I believe that Israel is a wonderful country, the world’s only safe haven for the Jewish people. But Israel is also a country established with the intent of creating a society permeated by Jewish values, a society in which individual freedom, dignity and human rights are woven into the fabric of daily life. I understand that Israel is far from perfect. I understand that Israeli society does not always live up to its own stated ideals and that criticism of Israel is often justified. What is not justified, however, is to single out and demonize Israel, and only Israel, as the villain of the Middle East and of the world.
More after the jump.
The first problem that I have with the BDS movement is not their claim that Israel is a flawed society and in serious need of repair. My problem is that they look exclusively at Israel, pointing only at Israel when they see flaws, injustices and inequalities. How ironic it is that at the very time a BDS conference condemning Israel is on campus, the government of Syria, using that country’s military forces, is slaughtering its own people. Still, it is only Israel which is accused of denying its citizens their human rights and freedoms. Throughout the Arab world, the “Arab Spring” has revealed for all to see, the autocratic, ruthless and authoritarian leaders and governments which oppress their own people. Where is the outrage of BDS with respect to Syria? Instead, it is Israel which they choose to vilify. My first response to BDS is to point out the blatant one-sidedness and unfairness of the movement. Israel should not be considered beyond criticism or critique. But, while Israel is criticized, other offending countries of the world cannot be given a free pass, if not completely white-washed.
The desire to vilify and demonize only Israel is the hallmark of those who hate Israel and, in many cases, those who hate Jews. The distinction today between anti-Zionism and anti-Semitism is perilously unclear, if there is a distinction at all. Under the banner of BDS, therefore, are people who are extreme in their emotions, their beliefs and their hatreds. The second response I have to the BDS movement is that, despite the claim of its organizers, the result of such a gathering is to invite and mobilize extremism into a situation which begs for moderation. If there is going to be peace in the Middle East, if Israel and its neighbors will ever find a formula which will enable them to coexist peacefully, that will only occur if voices of moderation dominate the discussion. By encouraging and inviting extremism, the BDS movement has revealed its own preference for a world, at best in ongoing turmoil and, at worst, a world without Israel.

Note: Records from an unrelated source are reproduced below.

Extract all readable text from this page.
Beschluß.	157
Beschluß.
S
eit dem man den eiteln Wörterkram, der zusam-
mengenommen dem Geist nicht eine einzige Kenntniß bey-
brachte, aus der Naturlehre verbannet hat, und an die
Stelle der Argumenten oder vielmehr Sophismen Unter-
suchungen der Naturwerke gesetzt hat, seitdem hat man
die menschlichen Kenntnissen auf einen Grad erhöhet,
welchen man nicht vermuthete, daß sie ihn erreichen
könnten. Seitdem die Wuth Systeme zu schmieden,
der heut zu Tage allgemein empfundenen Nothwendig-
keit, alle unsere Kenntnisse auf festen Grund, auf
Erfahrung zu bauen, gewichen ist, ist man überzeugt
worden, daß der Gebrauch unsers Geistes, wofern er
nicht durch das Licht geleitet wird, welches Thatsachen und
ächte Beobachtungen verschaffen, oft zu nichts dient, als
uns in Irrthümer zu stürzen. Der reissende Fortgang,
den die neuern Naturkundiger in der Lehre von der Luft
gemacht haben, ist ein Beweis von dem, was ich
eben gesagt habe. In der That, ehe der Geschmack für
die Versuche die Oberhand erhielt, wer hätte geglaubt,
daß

Lastly, I appreciate the fact that the president of the University of Pennsylvania has tried to distance the university from both the conference and from those who support it by stating her disapproval with the goals and rationale of the conference. But the university has refused to prevent the conference from taking place, citing as its reasons freedom of speech and academic freedom. I understand, from the perspective of the University, the dilemma which this conference causes. Nevertheless, leaders must be able to see not only the issues before them at that moment, but the implications of those issues in the future. I believe that, in the future, this conference at the University of Pennsylvania will be identified not only as a political gathering but as movement given legitimacy by the world of academia.
I do not believe that rallying our forces against the voices of BDS would be productive, effective or persuasive. Instead, I’ll be going to the campus of the University this evening in order to hear Prof. Alan Dershowitz who will, I am certain, speak both forcefully and passionately about our support of Israel as the only real democracy in the Middle East. I will continue to support the efforts of our students and institutions which support and advocate for the State of Israel. Within our congregation, I shall continue to encourage and stimulate conversations which focus on the values that we cherish and on the narrative which is ours. In all of our conversations, I hope to preserve the tenor of moderation which, in the end, will be the tenor through which a future of peace can be envisioned. But, today I feel sadness, that those whose hatred for Israel, those whose extreme and disingenuous views about Israel, are hosted and given legitimacy on the campus of the University of Pennsylvania and on so many other campuses around the country. I and we would be naïve to think that this movement will begin and end here.